Carte-postale confinée – Marie-Pierre Cravedi

Carte postale confinée – Marie-Pierre Cravedi

Chère Imprimerie,

Pendant cette période où je ne suis pas venue te rendre visite, j’ai donné des cours sur Zoom, sur Teams, sur Skype. Je n’entendais rien, je me suis déconnectée, reconnectée, on ne me voyait pas, j’ai éteint l’ordinateur, je l’ai rallumé. J’ai partagé mon écran, ça ne marchait pas. J’ai vu les écrans de mes élèves, leurs familles, leur intérieur. Ils ont vu mes placards mal rangés et ma tête au réveil. Je me suis douchée à 15h, lavé les dents à 18, bu 6 cafés par jour, mangé du chocolat alors que je n’aime pas ça. J’ai pleuré devant des films, devant des livres, pour rien à 2 heures du matin.

J’ai regardé des vidéos absurdes, je les ai partagées. Je les ai reçues des mêmes personnes en retour quelques jours après. J’ai testé les échecs, moi à qui ils font si peur. J’ai joué du piano. Je me suis demandé quel jour on était. Quelle heure. Quel mois.

J’ai croisé des amis, une collègue, un ancien prof, un élève par hasard dans la rue et ça m’a émue au plus haut point. J’ai fait bouillir de l’eau, je l’ai oubliée. J’ai passé des journées en silence, à me demander le soir si ma voix fonctionnerait de nouveau. J’ai remis de l’eau à chauffer. C’était 23h, je n’avais toujours pas bu mon thé. J’ai eu peur pour les miens, pour les gens qui travaillent, pour mes voisins.

J’ai roulé à toute vitesse à vélo dans un Lausanne sans voiture. J’ai rangé mes habits d’hiver, en espérant que le confinement ne continuerait pas jusqu’à l’automne. Je me suis fait mal au genou, à hurler de douleur. D’ailleurs, c’est ce que j’ai fait. J’ai rêvé à des soirées entre amis, à danser au milieu de plein de monde, à faire des barbecues et des repas de famille, à des voyages lointains, à des rencontres inattendues. Je me suis fait mal au dos. J’ai hurlé de douleur. J’ai répondu à des mails reçus il y a 3 ans. J’ai réappris à marcher, parce que mon cerveau ne savait plus. J’ai eu envie de faire des hugs à des inconnus.

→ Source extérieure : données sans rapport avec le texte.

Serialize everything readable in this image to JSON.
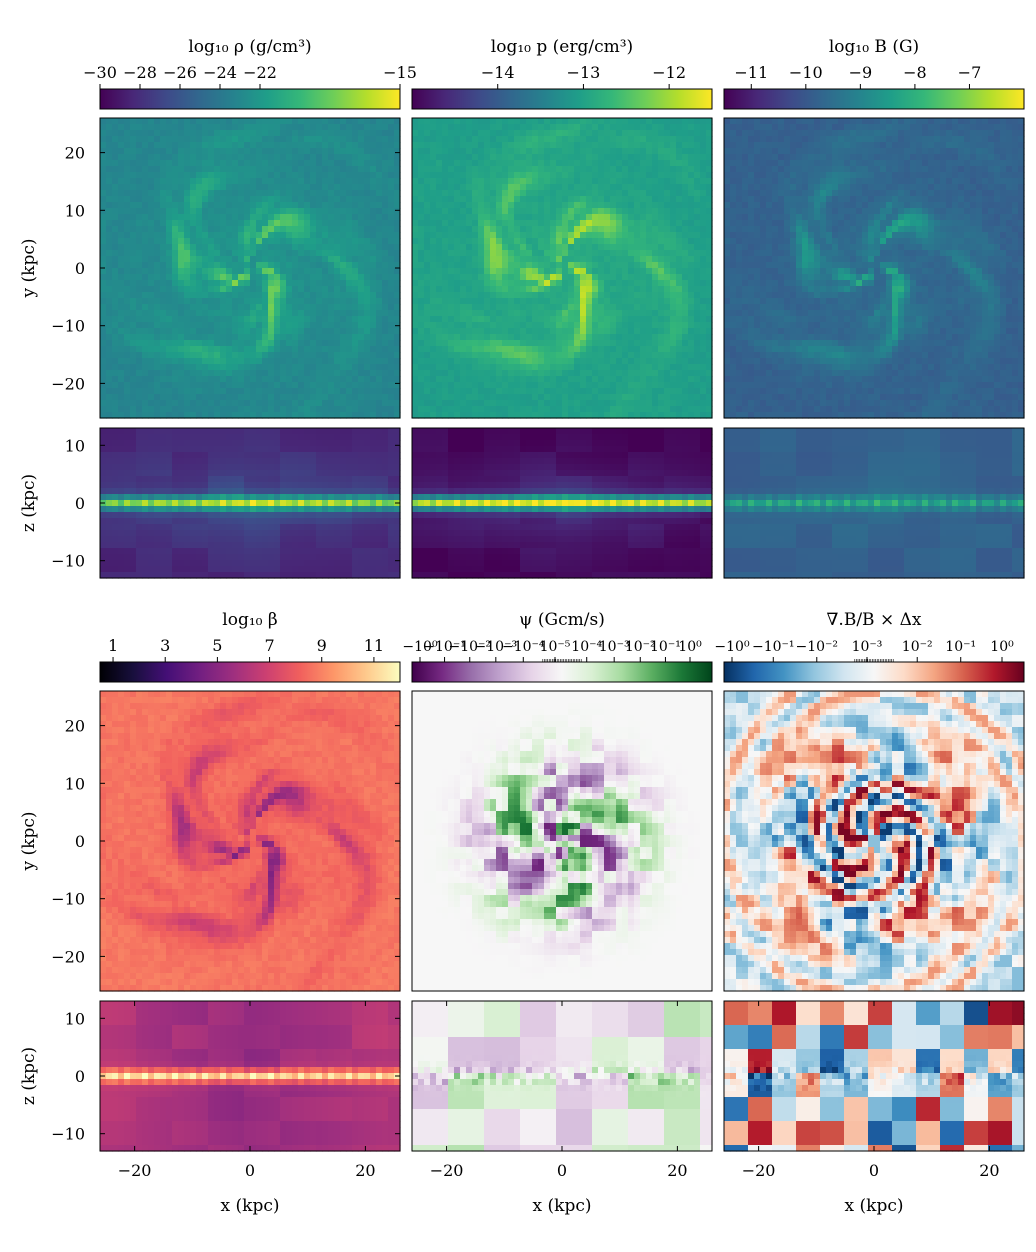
{
  "chart_data": [
    {
      "type": "heatmap",
      "name": "density-face-on",
      "colorbar_label": "log₁₀ ρ (g/cm³)",
      "colormap": "viridis",
      "clim": [
        -30,
        -15
      ],
      "colorbar_ticks": [
        "−30",
        "−28",
        "−26",
        "−24",
        "−22",
        "−15"
      ],
      "colorbar_tick_values": [
        -30,
        -28,
        -26,
        -24,
        -22,
        -15
      ],
      "xlim": [
        -26,
        26
      ],
      "ylim": [
        -26,
        26
      ],
      "ylabel": "y (kpc)",
      "yticks": [
        "20",
        "10",
        "0",
        "−10",
        "−20"
      ],
      "ytick_values": [
        20,
        10,
        0,
        -10,
        -20
      ],
      "pattern": "spiral",
      "level": [
        0.45,
        0.78,
        0.72
      ]
    },
    {
      "type": "heatmap",
      "name": "pressure-face-on",
      "colorbar_label": "log₁₀ p (erg/cm³)",
      "colormap": "viridis",
      "clim": [
        -15,
        -11.5
      ],
      "colorbar_ticks": [
        "−14",
        "−13",
        "−12"
      ],
      "colorbar_tick_values": [
        -14,
        -13,
        -12
      ],
      "xlim": [
        -26,
        26
      ],
      "ylim": [
        -26,
        26
      ],
      "pattern": "spiral",
      "level": [
        0.55,
        0.92,
        0.6
      ]
    },
    {
      "type": "heatmap",
      "name": "magnetic-field-face-on",
      "colorbar_label": "log₁₀ B (G)",
      "colormap": "viridis",
      "clim": [
        -11.5,
        -6
      ],
      "colorbar_ticks": [
        "−11",
        "−10",
        "−9",
        "−8",
        "−7"
      ],
      "colorbar_tick_values": [
        -11,
        -10,
        -9,
        -8,
        -7
      ],
      "xlim": [
        -26,
        26
      ],
      "ylim": [
        -26,
        26
      ],
      "pattern": "spiral",
      "level": [
        0.3,
        0.62,
        0.5
      ]
    },
    {
      "type": "heatmap",
      "name": "density-edge-on",
      "colormap": "viridis",
      "xlim": [
        -26,
        26
      ],
      "ylim": [
        -13,
        13
      ],
      "ylabel": "z (kpc)",
      "yticks": [
        "10",
        "0",
        "−10"
      ],
      "ytick_values": [
        10,
        0,
        -10
      ],
      "pattern": "disk",
      "level": [
        0.1,
        0.7,
        0.8
      ]
    },
    {
      "type": "heatmap",
      "name": "pressure-edge-on",
      "colormap": "viridis",
      "xlim": [
        -26,
        26
      ],
      "ylim": [
        -13,
        13
      ],
      "pattern": "disk",
      "level": [
        0.0,
        0.78,
        0.9
      ]
    },
    {
      "type": "heatmap",
      "name": "magnetic-field-edge-on",
      "colormap": "viridis",
      "xlim": [
        -26,
        26
      ],
      "ylim": [
        -13,
        13
      ],
      "pattern": "disk",
      "level": [
        0.3,
        0.55,
        0.2
      ]
    },
    {
      "type": "heatmap",
      "name": "plasma-beta-face-on",
      "colorbar_label": "log₁₀ β",
      "colormap": "magma",
      "clim": [
        0.5,
        12
      ],
      "colorbar_ticks": [
        "1",
        "3",
        "5",
        "7",
        "9",
        "11"
      ],
      "colorbar_tick_values": [
        1,
        3,
        5,
        7,
        9,
        11
      ],
      "xlim": [
        -26,
        26
      ],
      "ylim": [
        -26,
        26
      ],
      "ylabel": "y (kpc)",
      "yticks": [
        "20",
        "10",
        "0",
        "−10",
        "−20"
      ],
      "ytick_values": [
        20,
        10,
        0,
        -10,
        -20
      ],
      "pattern": "spiral",
      "level": [
        0.72,
        0.35,
        -0.4
      ]
    },
    {
      "type": "heatmap",
      "name": "psi-face-on",
      "colorbar_label": "ψ (Gcm/s)",
      "colormap": "PRGn",
      "colorbar_scale": "symlog",
      "colorbar_ticks": [
        "−10⁰",
        "−10⁻¹",
        "−10⁻²",
        "−10⁻³",
        "−10⁻⁴",
        "10⁻⁵",
        "10⁻⁴",
        "10⁻³",
        "10⁻²",
        "10⁻¹",
        "10⁰"
      ],
      "xlim": [
        -26,
        26
      ],
      "ylim": [
        -26,
        26
      ],
      "pattern": "signed-disk",
      "level": [
        0.5,
        0.3,
        0.5
      ]
    },
    {
      "type": "heatmap",
      "name": "divergence-b-face-on",
      "colorbar_label": "∇.B/B × Δx",
      "colormap": "RdBu_r",
      "colorbar_scale": "symlog",
      "colorbar_ticks": [
        "−10⁰",
        "−10⁻¹",
        "−10⁻²",
        "10⁻³",
        "10⁻²",
        "10⁻¹",
        "10⁰"
      ],
      "xlim": [
        -26,
        26
      ],
      "ylim": [
        -26,
        26
      ],
      "pattern": "signed-full",
      "level": [
        0.5,
        0.42,
        0.8
      ]
    },
    {
      "type": "heatmap",
      "name": "plasma-beta-edge-on",
      "colormap": "magma",
      "xlim": [
        -26,
        26
      ],
      "ylim": [
        -13,
        13
      ],
      "ylabel": "z (kpc)",
      "xlabel": "x (kpc)",
      "yticks": [
        "10",
        "0",
        "−10"
      ],
      "ytick_values": [
        10,
        0,
        -10
      ],
      "xticks": [
        "−20",
        "0",
        "20"
      ],
      "xtick_values": [
        -20,
        0,
        20
      ],
      "pattern": "disk",
      "level": [
        0.5,
        0.92,
        -0.2
      ]
    },
    {
      "type": "heatmap",
      "name": "psi-edge-on",
      "colormap": "PRGn",
      "xlim": [
        -26,
        26
      ],
      "ylim": [
        -13,
        13
      ],
      "xlabel": "x (kpc)",
      "xticks": [
        "−20",
        "0",
        "20"
      ],
      "xtick_values": [
        -20,
        0,
        20
      ],
      "pattern": "signed-blocks",
      "level": [
        0.5,
        0.22,
        0.5
      ]
    },
    {
      "type": "heatmap",
      "name": "divergence-b-edge-on",
      "colormap": "RdBu_r",
      "xlim": [
        -26,
        26
      ],
      "ylim": [
        -13,
        13
      ],
      "xlabel": "x (kpc)",
      "xticks": [
        "−20",
        "0",
        "20"
      ],
      "xtick_values": [
        -20,
        0,
        20
      ],
      "pattern": "signed-blocks-strong",
      "level": [
        0.5,
        0.45,
        0.5
      ]
    }
  ]
}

J’ai fait 64 pas en trois jours. A chaque séance, j’ai observé les yeux de mon physio, me demandant comment pouvait être son bas de visage, caché par son masque bleu. J’ai fait le tri dans mon ordinateur, dans mes disques durs et j’ai fait ma compta. Et ça a pris du temps. Beaucoup de temps. Trop de temps. J’ai mis 2h40 pour faire 3 km à pied. J’ai regardé des vidéos de pandas sur internet, ils se faisaient des câlins à chaque fois. J’ai fait des parties de Scrabble contre mon ordinateur et il a toujours gagné. J’ai pensé: «je n’en peux plus de voir personne», «c’est super, prenons cela pour une retraite de meditation» et «aaaaaaahhhh!!!!!» dans la même heure. J’ai ronchonné contre mon ordinateur parce qu’il n’acceptait pas «swag» au Scrabble. J’ai appelé ma grand-mère en vidéo. J’ai fait 6 photos en tout pendant la période de confinement.

J’ai cherché ma voiture longtemps dans la rue. Ma nièce m’a dit, toute excitée: «Tatie, aujourd’hui on est sortis de la maison pour aller jeter les poubelles!». J’ai oublié le code de ma carte bancaire. J’ai dansé comme une folle dans la rue, Nirvana dans mon casque. J’ai acheté du papier toilette. J’ai passé un week end inoubliable à Charmey. J’ai eu envie de rentrer à Toulouse, d’aller à Casablanca, à Niamey et à Tokyo. Je suis restée à Lausanne. J’ai applaudi, sifflé avec mes doigts comme dans les concerts et les stades, et crié à 21h. Je n’ai pas fait de blague du 1er avril, pour la première fois de ma vie. J’ai lu un roman qui se passait en prison. Et un autre en Espagne. J’ai écouté Mathieu Chedid, I am et Leonard Cohen. Mon voisin m’a forcé à écouter Jul, Joe Dassin et Jeanette. J’ai joué à docteur Maboul, aux quilles Molky et au Mémory avec Emile. J’ai roulé dans ma voiture sans but, et j’ai atterri au lac de Joux. Je me suis demandé quand je pourrais prendre ma grand-mère dans mes bras sans avoir peur de la contaminer.